企業や官公庁の中には、何世紀も前の記録を保持しているところもあります。たとえば、オックスフォード大学には1600年代まで遡る文書が残されています。AIはまだまだ学ぶべきことが山ほどあります。そして私たちが思っていた以上に、AIの学習素材となるデータの量は膨大なのです。ChatGPTが登場した当初、誰もが「インターネット上の情報」が最初のターゲットだと考えました。そして確かに、それは「取りやすいデータ」でした。しかし実際には、日々生まれ続けているリアルタイムデータ(たとえば自動運転など)もあり、学習対象の広がりは止まりません。つまり、我々はまだ始まりにすぎないのです。そして、技術の進化スピードもかつてないほど速くなっています。
現在、AGI(汎用人工知能)の登場は2026~2027年ごろになると多くの専門家が見ています。イーロン・マスク氏は「我々は実質的にそこに到達している」とさえ述べています。私たちの理解では、これはつまり「人間がテクノロジーを正しく活用すれば、人間を超える知性(スーパーヒューマン・インテリジェンス)に進化し、創造性をさらに高めることができる」ということだと受け取っています。
米中AI競争とオープンソース文化が加速させるグローバルイノベーション
ウッド氏:また、米中間のAI競争も加速しています。最近では、中国のDeepSeekが発表した「R1」というLLMが話題となり、米国側も改めて中国技術への敬意を持ち始めたように感じます。
DeepSeek R1の最終フェーズが高性能ワークステーションで約600万ドル規模でトレーニングされたと報じられましたが、実際のプレトレーニングには親会社が保有する5万GPUクラスターが使われた可能性が高いと見ています。
それでも注目すべきなのは、彼らがこのモデルをオープンソース化したことです。私自身驚いたのですが、中国におけるオープンソース文化はすでに10年以上の歴史があります。きっかけは、米国のソフトウェア企業が知的財産の盗用を懸念して中国での販売を控えたことにあります。その結果、中国では独自にオープンソースの開発文化が発展しました。

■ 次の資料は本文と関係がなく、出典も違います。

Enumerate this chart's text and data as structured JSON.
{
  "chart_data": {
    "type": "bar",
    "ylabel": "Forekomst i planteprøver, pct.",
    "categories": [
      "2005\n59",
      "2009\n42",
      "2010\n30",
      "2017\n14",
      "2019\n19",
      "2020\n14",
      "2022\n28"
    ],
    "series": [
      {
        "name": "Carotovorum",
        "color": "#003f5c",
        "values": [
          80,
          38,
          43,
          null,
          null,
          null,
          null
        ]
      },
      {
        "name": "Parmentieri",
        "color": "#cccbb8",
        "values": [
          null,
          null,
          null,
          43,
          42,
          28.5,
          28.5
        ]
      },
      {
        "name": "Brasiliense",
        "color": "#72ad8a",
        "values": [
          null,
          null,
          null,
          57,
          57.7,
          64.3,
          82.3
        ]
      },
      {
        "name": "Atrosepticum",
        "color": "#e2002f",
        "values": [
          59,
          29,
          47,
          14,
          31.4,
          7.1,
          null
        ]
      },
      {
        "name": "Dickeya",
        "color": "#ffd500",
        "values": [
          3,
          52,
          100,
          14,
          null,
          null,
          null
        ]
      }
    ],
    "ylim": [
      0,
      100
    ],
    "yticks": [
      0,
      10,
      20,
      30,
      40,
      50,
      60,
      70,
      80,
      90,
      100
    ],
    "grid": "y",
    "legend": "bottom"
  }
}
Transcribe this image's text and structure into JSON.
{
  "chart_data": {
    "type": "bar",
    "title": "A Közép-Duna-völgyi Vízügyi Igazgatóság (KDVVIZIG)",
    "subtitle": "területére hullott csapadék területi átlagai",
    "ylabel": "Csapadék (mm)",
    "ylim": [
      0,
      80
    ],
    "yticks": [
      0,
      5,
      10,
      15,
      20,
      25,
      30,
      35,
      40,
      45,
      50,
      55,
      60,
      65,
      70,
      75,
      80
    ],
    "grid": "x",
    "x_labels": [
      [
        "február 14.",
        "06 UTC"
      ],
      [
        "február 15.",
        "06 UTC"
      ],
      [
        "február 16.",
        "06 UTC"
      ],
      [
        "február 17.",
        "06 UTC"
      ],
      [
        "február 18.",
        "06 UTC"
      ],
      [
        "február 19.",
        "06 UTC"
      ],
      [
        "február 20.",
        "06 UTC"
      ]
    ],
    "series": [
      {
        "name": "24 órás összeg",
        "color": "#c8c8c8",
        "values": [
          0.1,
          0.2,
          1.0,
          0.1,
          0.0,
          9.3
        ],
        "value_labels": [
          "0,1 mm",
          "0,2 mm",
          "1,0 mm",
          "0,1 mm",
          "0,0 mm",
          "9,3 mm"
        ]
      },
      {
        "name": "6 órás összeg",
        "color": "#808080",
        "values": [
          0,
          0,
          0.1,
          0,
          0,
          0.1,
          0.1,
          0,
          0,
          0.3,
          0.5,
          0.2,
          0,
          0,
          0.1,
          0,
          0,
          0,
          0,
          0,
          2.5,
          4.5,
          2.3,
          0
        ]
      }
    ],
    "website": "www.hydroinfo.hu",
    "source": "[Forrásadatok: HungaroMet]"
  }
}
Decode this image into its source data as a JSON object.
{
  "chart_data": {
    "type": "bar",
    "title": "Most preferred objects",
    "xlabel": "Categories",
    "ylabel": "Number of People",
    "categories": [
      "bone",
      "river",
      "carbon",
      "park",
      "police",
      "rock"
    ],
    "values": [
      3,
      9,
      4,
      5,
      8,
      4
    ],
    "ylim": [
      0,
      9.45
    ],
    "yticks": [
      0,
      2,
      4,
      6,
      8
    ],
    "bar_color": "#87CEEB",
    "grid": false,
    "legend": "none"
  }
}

そのため、オープンソースは、中国にとってゲームチェンジャーです。なぜなら、「ディスティレーション」という技術(他の大規模モデルからコア構造を抽出し、自分たちのモデルのベースとする)を通じて、中国は高度なアルゴリズム構築を加速させているのです。そしてこの手法は今や世界中のAI開発者が取り入れつつあります。私はこの米中の競争状態を歓迎しています。互いに切磋琢磨することで、イノベーションの進化スピードは格段に加速するからです。
岡元:キャシーさん、いつもながら貴重なご見識をありがとうございます。とても勉強になりました。ぜひまたお越しください。次回お会いできるのを楽しみにしています。